About us – a timeline

Xspray Pharma has developed today’s technology and refined the business model for a long time.

Bioequivalence is achieved in pivotal bioequivalence study with HyNap-Dasa 505(b)(2) compared with the reference product Sprycel®. The result demonstrate that the dose strength can be reduced by 30% but still yield the same uptake in the body as the reference product. HyNap-Dasa is named Dasynoc. The application for US market approval of the first product candidate Dasynoc (dasatinib) is submitted to the Food and Drug Administration (FDA) under the 505(b)(2) NDA procedure, which is the registration path that applies to improved drugs.
The company decides to focus entirely on improved PKIs, since the value of generics in the calculating models has gradually decreased, while the value of improved drugs has instead increased.

The essential supply chain for the commercial production of HyNap-Dasa from supply of the active substance to the final product is secured.
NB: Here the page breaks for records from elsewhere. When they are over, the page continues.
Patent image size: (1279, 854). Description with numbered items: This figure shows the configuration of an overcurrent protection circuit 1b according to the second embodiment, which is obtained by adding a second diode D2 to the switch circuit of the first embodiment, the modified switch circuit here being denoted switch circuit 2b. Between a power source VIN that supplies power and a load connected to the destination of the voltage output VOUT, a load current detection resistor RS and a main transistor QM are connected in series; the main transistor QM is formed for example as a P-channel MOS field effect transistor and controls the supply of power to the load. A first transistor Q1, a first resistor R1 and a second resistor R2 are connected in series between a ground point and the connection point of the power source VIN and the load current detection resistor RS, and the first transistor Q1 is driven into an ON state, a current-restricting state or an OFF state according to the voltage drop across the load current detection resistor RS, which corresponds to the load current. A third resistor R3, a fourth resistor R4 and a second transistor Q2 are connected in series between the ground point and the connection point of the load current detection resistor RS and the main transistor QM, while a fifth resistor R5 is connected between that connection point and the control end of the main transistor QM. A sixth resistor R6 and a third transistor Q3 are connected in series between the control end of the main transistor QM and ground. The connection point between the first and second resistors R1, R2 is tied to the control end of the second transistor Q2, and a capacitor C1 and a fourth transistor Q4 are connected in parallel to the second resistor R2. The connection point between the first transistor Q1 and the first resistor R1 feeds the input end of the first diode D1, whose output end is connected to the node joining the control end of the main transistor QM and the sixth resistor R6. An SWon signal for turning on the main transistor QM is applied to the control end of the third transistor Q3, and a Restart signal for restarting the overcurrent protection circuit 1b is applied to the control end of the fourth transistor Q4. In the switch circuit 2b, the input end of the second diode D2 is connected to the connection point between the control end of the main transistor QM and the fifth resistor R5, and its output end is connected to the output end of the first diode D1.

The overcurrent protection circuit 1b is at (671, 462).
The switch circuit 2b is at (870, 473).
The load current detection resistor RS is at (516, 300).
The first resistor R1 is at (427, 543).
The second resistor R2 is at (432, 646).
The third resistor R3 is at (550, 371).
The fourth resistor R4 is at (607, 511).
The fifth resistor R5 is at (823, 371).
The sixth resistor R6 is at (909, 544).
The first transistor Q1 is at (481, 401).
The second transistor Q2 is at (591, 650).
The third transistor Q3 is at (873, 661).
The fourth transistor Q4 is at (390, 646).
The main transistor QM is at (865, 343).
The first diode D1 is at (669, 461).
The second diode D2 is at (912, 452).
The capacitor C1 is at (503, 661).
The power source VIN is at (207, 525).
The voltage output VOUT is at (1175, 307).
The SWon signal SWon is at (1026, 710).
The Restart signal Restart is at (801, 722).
Study demonstrates that solubility and absorbtion of HyNap-Dasa is not dependent on the gastric acidity (pH level), and is not affected during proton pump inhibitor treatment, like Omeprazol. Preparations for submission of Xspray Pharma´s first application for market approval to the FDA completed. Development work carried out for the next product candidate HyNap-Nilo (nilotinib). The FDA’s Orphan Drug Designation (ODD) is granted to Xspray Pharma for nilotinib oral formulation intended for the treatment of chronic myeloid leukemia. Planning for a manufacturing facility in Malta started.

2017 – 2019
Start of the scale up of the HyNap technology begins. Development of a new GMP-classified production facility with the Italian partner NerPharMa. First GMP batch of HyNap-Dasa amorphous material manufactured on a commercial scale. Development of final tablet of HyNap-Dasa and manufacture of GMP batches on a commercial scale of final tablets at a US supplier.

2011 – 2016
The Company’s HyNap technology is developed with a focus on protein kinase inhibitors (PKIs). Positive results are shown from three clinical studies of an improved and generic version of HyNap-Dasa, respectively. The FDA confirms that the Company’s clinical trials with HyNap-Dasa can be performed in healthy subjects and that no studies on cancer patients are required for approval.

2003 – 2010
Xspray Pharma was founded, based on the development of a new nozzle that enables a unique upscaling of particle technology. Scale-up of technology proven in a new pilot plant ten times larger than the lab system.